CA3: Defense curtilage argument seemed to undermine REP in place to be searched

Five USMJs in Pennsylvania could issue search warrants for email accounts in other states. A search warrant for a specific email address was not a general warrant. The notice requirement on an email account goes to the email provider, not the person with that address. As to a search of property clearly named in a search warrant, defendant’s argument about curtilage actually undermined the reasonable expectation of privacy in the property. But all that was irrelevant: The property was clearly described and there was probable cause. The search of defendant’s car was valid as an inventory since he’d been indicted and was on the lam hoping to elude the police and skip the country at 1 am. United States v. Bansal, 06-1370 (3d Cir. December 14, 2011).

Fourth, Bansal contends that evidence obtained from his email accounts should have been suppressed on ground that the agents executing the warrants failed to adhere to the “notice requirements” imposed by Rule 41 because the executing agents did not provide him with a copy of the warrants. Rule 41 requires that searching officers put searched persons on notice of any property seized: … The plain text of Rule 41 thus requires notice only “to the person from whom, or from whose premises, the property was taken.” Id. (emphasis added). Because Bansal does not deny that the warrant was provided to the internet service providers upon whom the search warrants were executed, we conclude that notice was properly made in this case. We will therefore affirm the District Court.

. . .

Bansal reargues on appeal that the garage was not within the curtilage and that the agents’ reliance upon an interested prosecutor’s telephone advice is not sufficient to establish a good faith defense. We will not reach the good faith inquiry because we conclude that the warrant authorized the search of the garage. First, the warrant was not limited only to a search of the home at 23 Garden Avenue. It authorized a search of the entire “premises,” which included the garage. Second, we are puzzled as to how Bansal’s case is advanced by his assertion that the garage was outside the curtilage of the home at 23 Garden Avenue. It is axiomatic that “[a] person’s curtilage is the area immediately adjacent to his home in which he has a legitimate expectation of privacy.” Estate of Smith v. Marasco, 430 F.3d 140, 156 n.14 (3d Cir. 2005) (citing United States v. Dunn, 480 U.S. 294, 300 (1987)). We are puzzled because Bansal’s contention that the garage was outside the curtilage actually decreases his legitimate expectation of privacy in the building, and presumably places it merely on the “premises” at 23 Garden Avenue, squarely within the terms of the search warrant. In sum, we conclude that if the garage was within the curtilage, as the District Court found, then for Fourth Amendment purposes it was part of the premises at 23 Garden Avenue (the search of which no party disputes was authorized); if it was instead beyond the curtilage, Bansal’s expectation of privacy was diminished to the point that no violation could have occurred.

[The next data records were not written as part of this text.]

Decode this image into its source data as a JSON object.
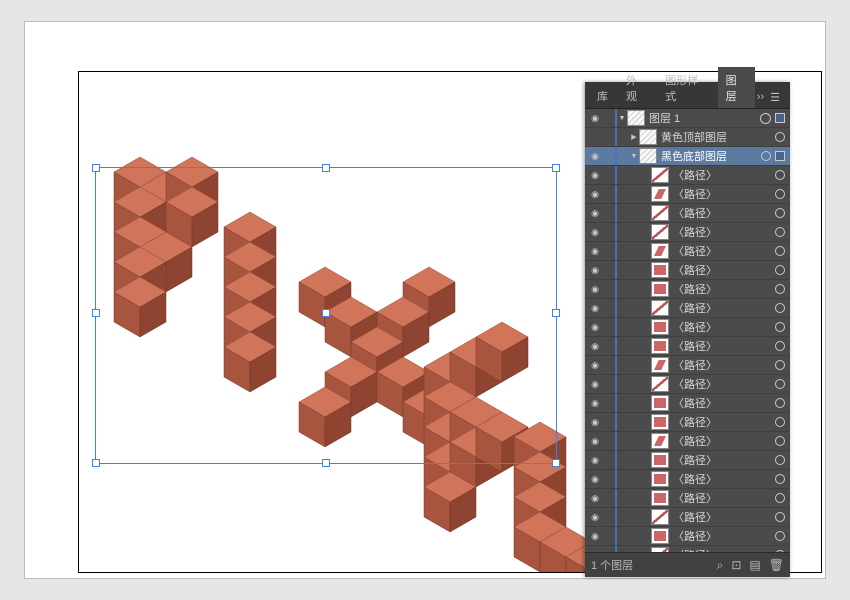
{
  "tabs": {
    "t0": "库",
    "t1": "外观",
    "t2": "图形样式",
    "t3": "图层",
    "more": "››",
    "menu": "☰",
    "active": 3
  },
  "layer_root": "图层 1",
  "sublayers": {
    "yellow": "黄色顶部图层",
    "black": "黑色底部图层"
  },
  "path_label": "〈路径〉",
  "status": {
    "count": "1 个图层",
    "search": "⌕",
    "new": "⊡",
    "page": "▤",
    "trash": "🗑"
  },
  "icons": {
    "eye": "◉",
    "arrow_down": "▼",
    "arrow_right": "▶"
  },
  "path_thumbs": [
    "line",
    "poly-a",
    "line",
    "line",
    "poly-a",
    "poly",
    "poly",
    "line",
    "poly",
    "poly",
    "poly-a",
    "line",
    "poly",
    "poly",
    "poly-a",
    "poly",
    "poly",
    "poly",
    "line",
    "poly",
    "line"
  ]
}
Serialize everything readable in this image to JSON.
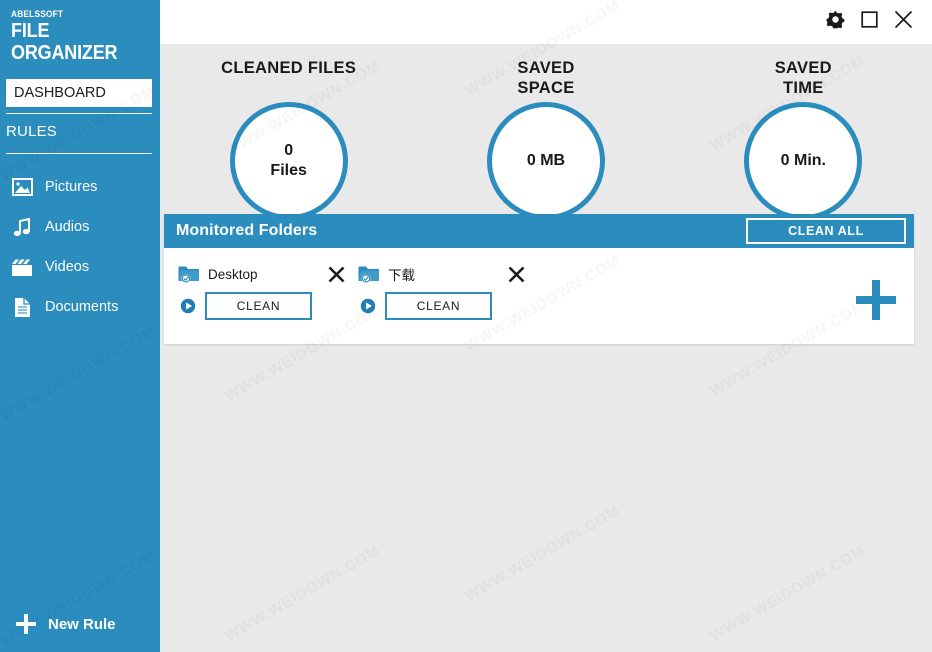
{
  "app": {
    "brand_top": "ABELSSOFT",
    "brand_main": "FILE ORGANIZER",
    "accent_color": "#2b8cbe",
    "background_color": "#e9e9e9"
  },
  "titlebar": {
    "settings_icon": "gear-icon",
    "maximize_icon": "maximize-square-icon",
    "close_icon": "close-x-icon"
  },
  "sidebar": {
    "dashboard_label": "DASHBOARD",
    "rules_label": "RULES",
    "items": [
      {
        "label": "Pictures",
        "icon": "picture-icon"
      },
      {
        "label": "Audios",
        "icon": "music-note-icon"
      },
      {
        "label": "Videos",
        "icon": "clapperboard-icon"
      },
      {
        "label": "Documents",
        "icon": "document-icon"
      }
    ],
    "new_rule_label": "New Rule",
    "new_rule_icon": "plus-icon"
  },
  "stats": [
    {
      "title": "CLEANED FILES",
      "value": "0",
      "unit": "Files",
      "stacked": true
    },
    {
      "title": "SAVED\nSPACE",
      "title_line1": "SAVED",
      "title_line2": "SPACE",
      "value": "0 MB",
      "stacked": false
    },
    {
      "title": "SAVED\nTIME",
      "title_line1": "SAVED",
      "title_line2": "TIME",
      "value": "0 Min.",
      "stacked": false
    }
  ],
  "monitored_folders": {
    "title": "Monitored Folders",
    "clean_all_label": "CLEAN ALL",
    "add_icon": "plus-icon",
    "folders": [
      {
        "name": "Desktop",
        "icon": "folder-checked-icon",
        "play_icon": "play-circle-icon",
        "remove_icon": "close-x-icon",
        "clean_label": "CLEAN"
      },
      {
        "name": "下载",
        "icon": "folder-checked-icon",
        "play_icon": "play-circle-icon",
        "remove_icon": "close-x-icon",
        "clean_label": "CLEAN"
      }
    ]
  },
  "watermarks": [
    "WWW.WEIDOWN.COM",
    "WWW.WEIDOWN.COM",
    "WWW.WEIDOWN.COM",
    "WWW.WEIDOWN.COM",
    "WWW.WEIDOWN.COM",
    "WWW.WEIDOWN.COM",
    "WWW.WEIDOWN.COM",
    "WWW.WEIDOWN.COM",
    "WWW.WEIDOWN.COM",
    "WWW.WEIDOWN.COM",
    "WWW.WEIDOWN.COM",
    "WWW.WEIDOWN.COM"
  ]
}
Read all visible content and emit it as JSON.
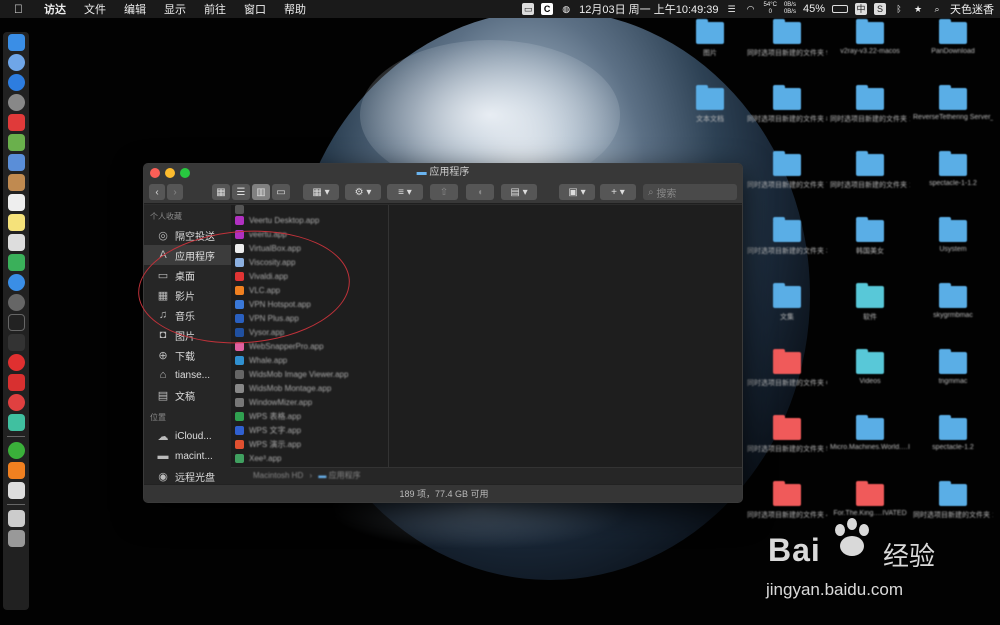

And the court could not help but note the complexity of the briefs, and the government responding in kind:

We note at the outset that Bansal’s and Mullinix’s briefs raise approximately 75 issues for our consideration. Although the government responds by calling to our attention no fewer than 339 cases drawn from the span of more than 120 years (as well as 49 separate statutes and one book, for good measure), we reject any implication that we should pick up their torch and embark upon a similar adventure ourselves. We address only those issues we deem worthy of discussion, and only to the extent we deem necessary to explain our reasoning.